= New York State Professional Basketball League =

The New York State Professional Basketball League (NYSPL) was a professional basketball circuit based in New York. The league was founded in 1946 and dissolved after three seasons in 1949.

==History==
The league formed in 1946 as an eight-team circuit. The first game was on November 20, 1946 in Albany, New York at the Washington Avenue Armory between the Albany Senators and the Cohoes Mastodons. Albany lost their first two games, which led them to replace their head coach George Duke for Barney Sedran.

On December 28, 1947, league commissioner Frank Basloe announced an Oswego–Cohoes game was fortified by the latter team. Cohoes players were stranded in New York City during a snow storm and were unable to make the game on time. The league wrapped its first half season on January 2, 1948. The Mohawk Royals set a league-high for points scored during a game on January 8, 1948 with 112 in victory over the Oswego Pontiacs. On January 21, 1948 the league assembled a New York State Professional Basketball League All-Star team to play the Utica Olympics. Jerry Rizzo joined the NYSPL Saratoga Indians following a suspension from the National Basketball League for a physical altercation with a referee.

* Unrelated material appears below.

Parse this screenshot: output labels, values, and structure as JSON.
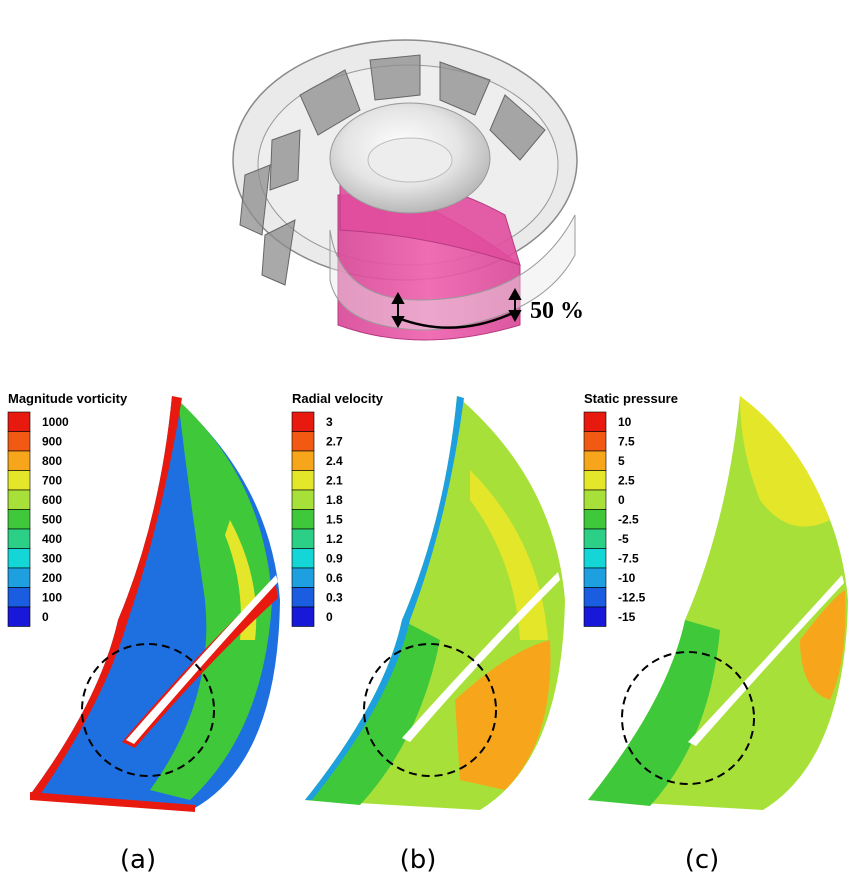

Before the 1948–49 season the Utica Olympics announced their local fire department would not permit the team to play at the Utica Armory. The fire department eventually accepted plans by the team to admit a limited number of spectators to the venue. The 1949 championship series between the Mohawk Redskins and the Cohoes Mastodons was never completed. Players for both teams failed to report to the first championship game and several players for Mohawk and their coach Bernard Sarachek had signed with American Basketball League teams. League officials vowed to return for the 1949–1950 season, but it eventually disbanded due to high operating costs. The 1948–49 championship was awarded to the Cohoes Mastadons, who had the best regular season record.

===List of teams===
- Albany Senators (1946–47) → Albany Red Devils (1946–1948)
- Albany–Troy Celtics (1947) → Glen Falls Commodores (1947–1949)
- Cohoes Mastodons (1946–1949)
- Gloversville (1946–47)
- Harlem Yahkees (1948–49)
- Mohawk Redskins (1946–1949)
- Oswego Pontiacs (1947–48)
- Saratoga Indians (1946–1949)
- Schenectady Comets (1946–1948)
- Schenectady Packers (1948–49)
- Troy Whirlwinds (1946–47)
- Utica Olympics (1946–1949)

==Season-by-season standings==
===1946–47===
- Regular season

| Team | W | L | PCT | GB |
Eastern Division
| Cohoes Mastodons | 25 | 8 | .758 | — |
| Albany Senators/Red Devils | 20 | 13 | .606 | 5 |
| Saratoga Indians | 19 | 15 | .558 | 6.5 |
| Troy Whirlwinds § | 2 | 32 | .143 | — |
Western Division
| Utica Olympics | 25 | 9 | .735 | — |
| Mohawk Redskins | 24 | 10 | .706 | 1 |
| Schenectady Comets | 17 | 17 | .500 | 8 |
| Gloversville § | 0 | 34 | .000 | — |

§ Disbanded during the season

- Championship
- Utica Olympics defeated the Cohoes Mastodons—three games to none.

===1947–48===

| Team | W | L | PCT | GB |
Eastern Division
| Cohoes Mastodons | 29 | 7 | .805 | — |
| Saratoga Indians | 26 | 10 | .722 | 3 |
| Albany-Troy Celtics/Glen Falls Commodores | 22 | 14 | .611 | 7 |
| Oswego Pontiacs | 2 | 34 | .055 | 27 |
Western Division
| Utica Olympics | 18 | 18 | .500 | — |
| Mohawk Redskins | 17 | 19 | .472 | 1 |
| Schenectady Comets | 12 | 24 | .333 | 6 |

- Championship
- Mohawk defeated Utica—four games to none

===1948–49===
- Regular season

| Team | W | L | PCT | GB |
|---|---|---|---|---|
| Cohoes Mastodons | 20 | 9 | .690 | — |
| Mohawk Redskins | 18 | 9 | .667 | 0.5 |
| Glens Falls Commodores | 19 | 10 | .655 | 1 |
| Schenectady Packers | 15 | 12 | .556 | 3 |
| Harlem Yankees | 12 | 14 | .462 | 6.5 |
| Saratoga Indians | 6 | 25 | .194 | 15 |
| Utica Olympics § | 6 | 14 | .300 | — |
| Troy Celtics § | 1 | 3 | .250 | — |

§ Disbanded during the season

- Championship
- Cohoes and Mohawk are declared co-champions after splitting one game apiece during the championship series. Players started to sign with other professional teams and the championship was declared a draw.